Appalshop is working with local and national partners to build a new model of economic development based in grassroots arts and culture.
In 1969, Appalshop was born when a group of young people in Whitesburg, Kentucky got funding from the American Film Institute and the Office of Economic Opportunity’s War on Poverty to train local people in media making skills. Economic development was the goal from the start. With their new skills, they created new jobs and new markets. With the media they made, they told a new story about the place they called home: its poverty and illness, and its deep cultural bonds and riches. Appalshop’s grassroots, place-based media making has been linking cultural and economic development ever since.
In 2014, Appalshop began its next chapter.
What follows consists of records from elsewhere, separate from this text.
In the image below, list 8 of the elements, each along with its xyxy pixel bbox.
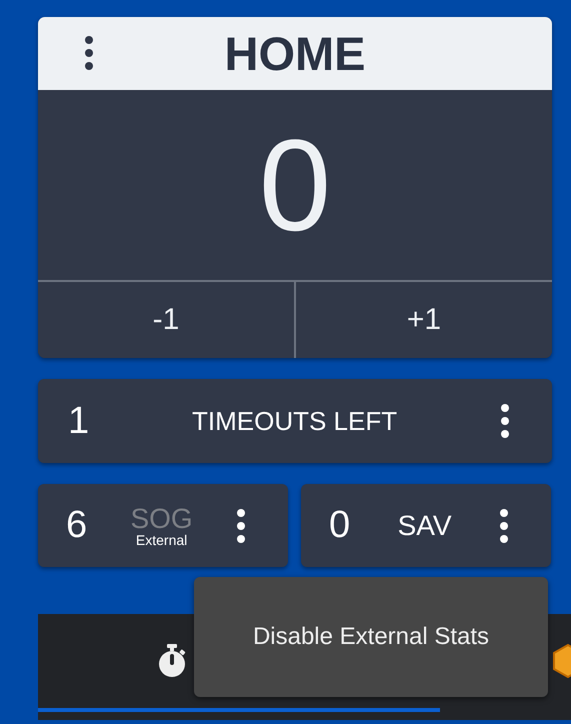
stat-value: 0 xyxy=(329,504,350,547)
stat-label: SAV xyxy=(398,510,452,542)
timeouts-label: TIMEOUTS LEFT xyxy=(191,406,398,436)
stat-label: SOG xyxy=(130,504,193,532)
timeouts-value: 1 xyxy=(68,400,90,442)
stat-value: 6 xyxy=(66,504,88,547)
team-name: HOME xyxy=(224,26,366,81)
stat-sublabel: External xyxy=(136,532,188,546)
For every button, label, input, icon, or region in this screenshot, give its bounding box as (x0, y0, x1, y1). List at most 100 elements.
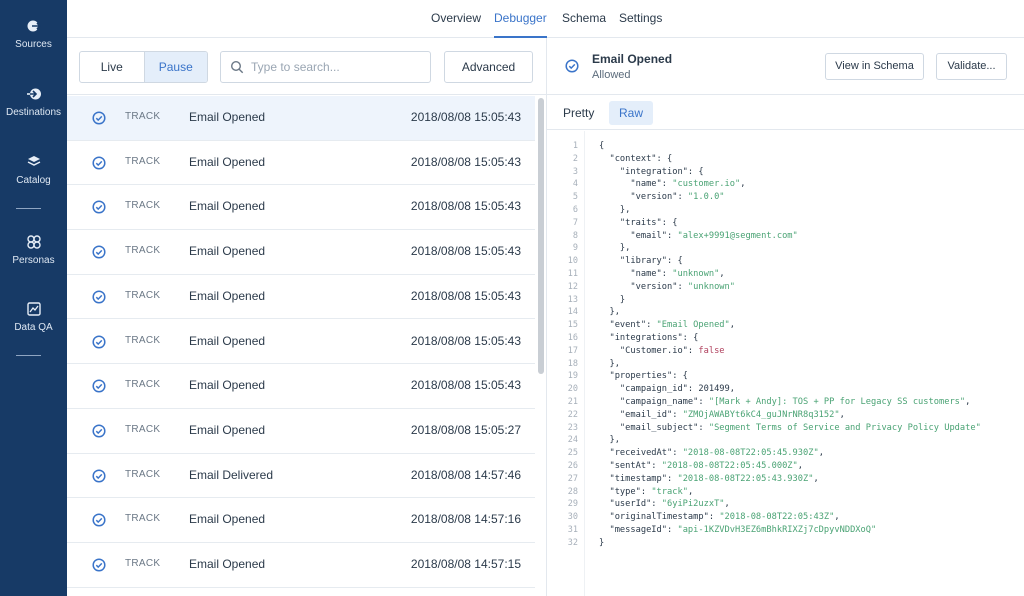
event-timestamp: 2018/08/08 15:05:43 (410, 110, 521, 124)
personas-icon (26, 234, 42, 250)
line-number: 13 (567, 294, 578, 305)
sidebar-divider (16, 355, 41, 356)
event-row[interactable]: TRACK Email Delivered 2018/08/08 14:57:46 (67, 454, 535, 499)
sidebar-item-personas[interactable]: Personas (0, 234, 67, 266)
sidebar-item-label: Sources (15, 39, 52, 50)
code-line: "traits": { (599, 217, 678, 228)
line-number: 4 (572, 179, 578, 190)
tab-pretty[interactable]: Pretty (553, 101, 604, 125)
code-line: "name": "customer.io", (599, 179, 746, 190)
event-type: TRACK (125, 558, 161, 569)
event-timestamp: 2018/08/08 15:05:43 (410, 244, 521, 259)
sidebar-item-sources[interactable]: Sources (0, 18, 67, 50)
check-circle-icon (92, 111, 106, 125)
event-row[interactable]: TRACK Email Opened 2018/08/08 15:05:43 (67, 185, 535, 231)
event-type: TRACK (125, 468, 161, 480)
line-number-gutter: 1 2 3 4 5 6 7 8 9 10 11 12 13 14 15 16 17 18 19 20 21 22 23 24 2… (547, 131, 585, 596)
code-line: { (599, 141, 605, 151)
sidebar-item-destinations[interactable]: Destinations (0, 86, 67, 118)
check-circle-icon (92, 156, 106, 170)
code-line: "email": "alex+9991@segment.com" (599, 230, 798, 241)
event-type: TRACK (125, 423, 161, 435)
sidebar-item-catalog[interactable]: Catalog (0, 154, 67, 186)
event-row[interactable]: TRACK Email Opened 2018/08/08 15:05:43 (67, 141, 535, 186)
code-line: }, (599, 358, 620, 369)
code-line: "version": "1.0.0" (599, 192, 725, 203)
code-line: "type": "track", (599, 486, 694, 497)
code-line: }, (599, 435, 620, 446)
code-line: "context": { (599, 153, 673, 164)
tab-overview[interactable]: Overview (431, 0, 481, 38)
event-row[interactable]: TRACK Email Opened 2018/08/08 15:05:43 (67, 275, 535, 320)
tab-debugger[interactable]: Debugger (494, 0, 547, 38)
tab-settings[interactable]: Settings (619, 0, 662, 38)
catalog-icon (26, 154, 42, 170)
event-row[interactable]: TRACK Email Opened 2018/08/08 15:05:43 (67, 96, 535, 141)
event-list: TRACK Email Opened 2018/08/08 15:05:43 TRAC… (67, 96, 535, 596)
code-line: "campaign_name": "[Mark + Andy]: TOS + P… (599, 397, 971, 407)
code-line: "integration": { (599, 166, 704, 177)
live-button[interactable]: Live (80, 52, 144, 82)
code-line: } (599, 294, 626, 305)
event-row[interactable]: TRACK Email Opened 2018/08/08 15:05:43 (67, 320, 535, 365)
data-qa-icon (26, 301, 42, 317)
event-name: Email Opened (189, 244, 266, 259)
sidebar-item-label: Personas (12, 255, 55, 266)
tab-raw[interactable]: Raw (609, 101, 654, 125)
sources-icon (26, 18, 42, 34)
line-number: 2 (572, 153, 578, 164)
event-row[interactable]: TRACK Email Opened 2018/08/08 15:05:27 (67, 409, 535, 454)
event-type: TRACK (125, 379, 161, 391)
event-type: TRACK (125, 513, 161, 525)
code-line: "integrations": { (599, 333, 699, 343)
scrollbar-thumb[interactable] (538, 98, 544, 374)
event-timestamp: 2018/08/08 15:05:43 (410, 333, 521, 348)
event-row[interactable]: TRACK Email Opened 2018/08/08 15:05:43 (67, 364, 535, 409)
search-icon (230, 60, 244, 74)
view-in-schema-button[interactable]: View in Schema (825, 53, 924, 80)
line-number: 32 (567, 537, 578, 548)
event-timestamp: 2018/08/08 15:05:43 (410, 154, 521, 169)
code-line: "email_id": "ZMOjAWABYt6kC4_guJNrNR8q315… (599, 409, 845, 420)
line-number: 26 (567, 461, 578, 471)
event-name: Email Opened (189, 422, 266, 437)
search-input[interactable] (251, 53, 426, 81)
event-timestamp: 2018/08/08 14:57:46 (410, 467, 521, 482)
check-circle-icon (565, 59, 579, 73)
event-timestamp: 2018/08/08 15:05:43 (410, 288, 521, 303)
event-row[interactable]: TRACK Email Opened 2018/08/08 15:05:43 (67, 230, 535, 275)
line-number: 3 (572, 166, 578, 177)
line-number: 22 (567, 409, 578, 420)
check-circle-icon (92, 334, 106, 349)
line-number: 15 (567, 320, 578, 331)
line-number: 1 (572, 141, 578, 151)
event-name: Email Delivered (189, 467, 274, 482)
line-number: 19 (567, 371, 578, 382)
sidebar-divider (16, 208, 41, 209)
search-box (220, 51, 431, 83)
sidebar-item-data-qa[interactable]: Data QA (0, 301, 67, 333)
event-row[interactable]: TRACK Email Opened 2018/08/08 14:57:15 (67, 543, 535, 588)
event-row[interactable]: TRACK Email Opened 2018/08/08 14:57:16 (67, 498, 535, 543)
live-pause-toggle: Live Pause (79, 51, 208, 83)
check-circle-icon (92, 290, 106, 304)
line-number: 23 (567, 422, 578, 433)
event-detail-title: Email Opened (592, 52, 673, 66)
validate-button[interactable]: Validate... (936, 53, 1007, 80)
top-navigation: Overview Debugger Schema Settings (67, 0, 1024, 38)
pause-button[interactable]: Pause (143, 52, 207, 82)
event-timestamp: 2018/08/08 14:57:16 (410, 512, 521, 527)
line-number: 27 (567, 473, 578, 484)
tab-schema[interactable]: Schema (562, 0, 606, 38)
event-list-scrollbar[interactable] (536, 96, 546, 596)
event-detail-status: Allowed (592, 69, 631, 81)
raw-payload-viewer: 1 2 3 4 5 6 7 8 9 10 11 12 13 14 15 16 17 18 19 20 21 22 23 24 2… (547, 131, 1024, 596)
check-circle-icon (92, 424, 106, 438)
code-line: "userId": "6yiPi2uzxT", (599, 499, 730, 510)
code-line: "name": "unknown", (599, 269, 725, 279)
line-number: 16 (567, 333, 578, 343)
advanced-button[interactable]: Advanced (444, 51, 533, 83)
line-number: 9 (572, 243, 578, 254)
event-name: Email Opened (189, 154, 266, 169)
line-number: 20 (567, 384, 578, 395)
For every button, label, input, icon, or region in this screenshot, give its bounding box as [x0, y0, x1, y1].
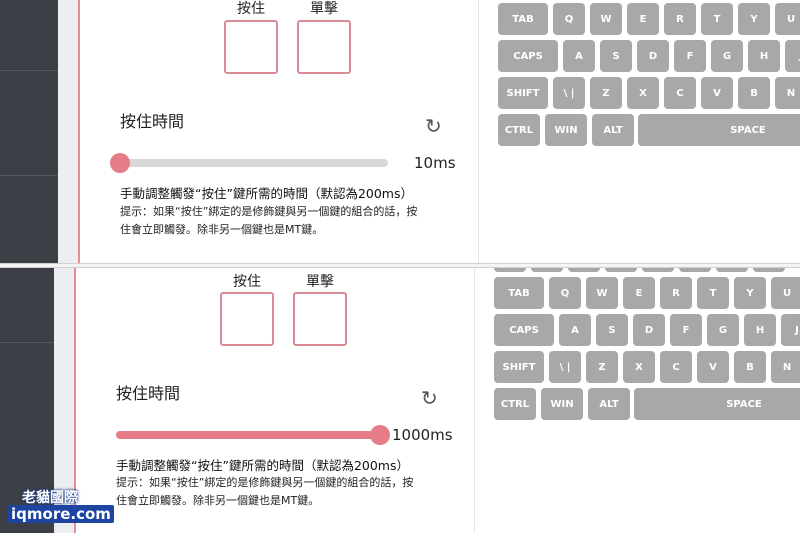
- key-a[interactable]: A: [559, 314, 591, 346]
- key-a[interactable]: A: [563, 40, 595, 72]
- key-e[interactable]: E: [623, 277, 655, 309]
- key-t[interactable]: T: [701, 3, 733, 35]
- key-h[interactable]: H: [744, 314, 776, 346]
- watermark-text: 老貓國際: [22, 490, 78, 506]
- key-u[interactable]: U: [775, 3, 800, 35]
- key-tab[interactable]: TAB: [498, 3, 548, 35]
- key-d[interactable]: D: [637, 40, 669, 72]
- key-t[interactable]: T: [697, 277, 729, 309]
- key-partial[interactable]: [679, 268, 711, 272]
- key-partial[interactable]: [605, 268, 637, 272]
- key-b[interactable]: B: [738, 77, 770, 109]
- key-w[interactable]: W: [586, 277, 618, 309]
- key-u[interactable]: U: [771, 277, 800, 309]
- key-q[interactable]: Q: [549, 277, 581, 309]
- key-b[interactable]: B: [734, 351, 766, 383]
- key-space[interactable]: SPACE: [634, 388, 800, 420]
- key-n[interactable]: N: [771, 351, 800, 383]
- bottom-panel: 按住 單擊 按住時間 ↻ 1000ms 手動調整觸發“按住”鍵所需的時間（默認為…: [0, 268, 800, 533]
- key-partial[interactable]: [531, 268, 563, 272]
- key-r[interactable]: R: [660, 277, 692, 309]
- key-j[interactable]: J: [781, 314, 800, 346]
- key-s[interactable]: S: [596, 314, 628, 346]
- key-j[interactable]: J: [785, 40, 800, 72]
- key-shift[interactable]: SHIFT: [494, 351, 544, 383]
- key-win[interactable]: WIN: [545, 114, 587, 146]
- key-backslash[interactable]: \ |: [553, 77, 585, 109]
- key-c[interactable]: C: [660, 351, 692, 383]
- key-v[interactable]: V: [701, 77, 733, 109]
- key-c[interactable]: C: [664, 77, 696, 109]
- key-space[interactable]: SPACE: [638, 114, 800, 146]
- key-shift[interactable]: SHIFT: [498, 77, 548, 109]
- key-y[interactable]: Y: [734, 277, 766, 309]
- key-v[interactable]: V: [697, 351, 729, 383]
- virtual-keyboard: TABQWERTYU CAPSASDFGHJ SHIFT\ |ZXCVBN CTRLW…: [0, 268, 800, 533]
- key-partial[interactable]: [753, 268, 785, 272]
- key-backslash[interactable]: \ |: [549, 351, 581, 383]
- key-e[interactable]: E: [627, 3, 659, 35]
- key-win[interactable]: WIN: [541, 388, 583, 420]
- key-z[interactable]: Z: [590, 77, 622, 109]
- key-z[interactable]: Z: [586, 351, 618, 383]
- key-d[interactable]: D: [633, 314, 665, 346]
- key-g[interactable]: G: [707, 314, 739, 346]
- key-partial[interactable]: [642, 268, 674, 272]
- key-ctrl[interactable]: CTRL: [494, 388, 536, 420]
- key-caps[interactable]: CAPS: [494, 314, 554, 346]
- key-caps[interactable]: CAPS: [498, 40, 558, 72]
- key-ctrl[interactable]: CTRL: [498, 114, 540, 146]
- key-s[interactable]: S: [600, 40, 632, 72]
- key-h[interactable]: H: [748, 40, 780, 72]
- key-n[interactable]: N: [775, 77, 800, 109]
- key-q[interactable]: Q: [553, 3, 585, 35]
- key-r[interactable]: R: [664, 3, 696, 35]
- key-g[interactable]: G: [711, 40, 743, 72]
- key-x[interactable]: X: [623, 351, 655, 383]
- key-partial[interactable]: [716, 268, 748, 272]
- key-y[interactable]: Y: [738, 3, 770, 35]
- key-partial[interactable]: [494, 268, 526, 272]
- key-tab[interactable]: TAB: [494, 277, 544, 309]
- key-w[interactable]: W: [590, 3, 622, 35]
- key-x[interactable]: X: [627, 77, 659, 109]
- key-f[interactable]: F: [670, 314, 702, 346]
- watermark-url: iqmore.com: [8, 505, 114, 523]
- key-alt[interactable]: ALT: [588, 388, 630, 420]
- key-f[interactable]: F: [674, 40, 706, 72]
- key-partial[interactable]: [568, 268, 600, 272]
- top-panel: 按住 單擊 按住時間 ↻ 10ms 手動調整觸發“按住”鍵所需的時間（默認為20…: [0, 0, 800, 265]
- key-alt[interactable]: ALT: [592, 114, 634, 146]
- virtual-keyboard: TABQWERTYU CAPSASDFGHJ SHIFT\ |ZXCVBN CTRLW…: [0, 0, 800, 265]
Faced with the end of central Appalachia’s coal-based economy, a new generation of Appalshop leaders partnered with economists from Lafayette College’s Economic Empowerment and Global Learning Project (EEGLP) and researchers from Imagining America: Artists and Scholars in Public Life (IA) to launch a national initiative for community revitalization and economic development based in creative placemaking and placekeeping.
This initiative has drawn practitioners and researchers from across the country to the mountains of eastern Kentucky in pursuit of answers to two central questions: 1) How can arts and culture promote individual voice and collective agency, unbounding a community’s imagination and ambition in order to create the conditions for equitable economic and civic development? 2) In what ways can a community organize itself to build an economy that’s broad-based, equitable, and sustainable?
At the center of this project is the Letcher County Culture Hub: a growing collaboration among community centers, artist and artisan organizations, business associations, volunteer fire departments, elected officials, government and educational organizations, and local for- and nonprofit corporations, convened and facilitated by community organizers at Appalshop.
The Culture Hub is founded on the principle that every community has latent assets they can turn into new community wealth—but only if they can unbound their imaginations and tell new stories about themselves. Working together through the Culture Hub, partners have restarted cultural events that are once again drawing visitors from around the country; the creation of new markets for artists, musicians, and other cultural producers; the strengthening of anchor institutions that reach the most disenfranchised citizens of the county; and the founding of new businesses in sectors from food production to technology.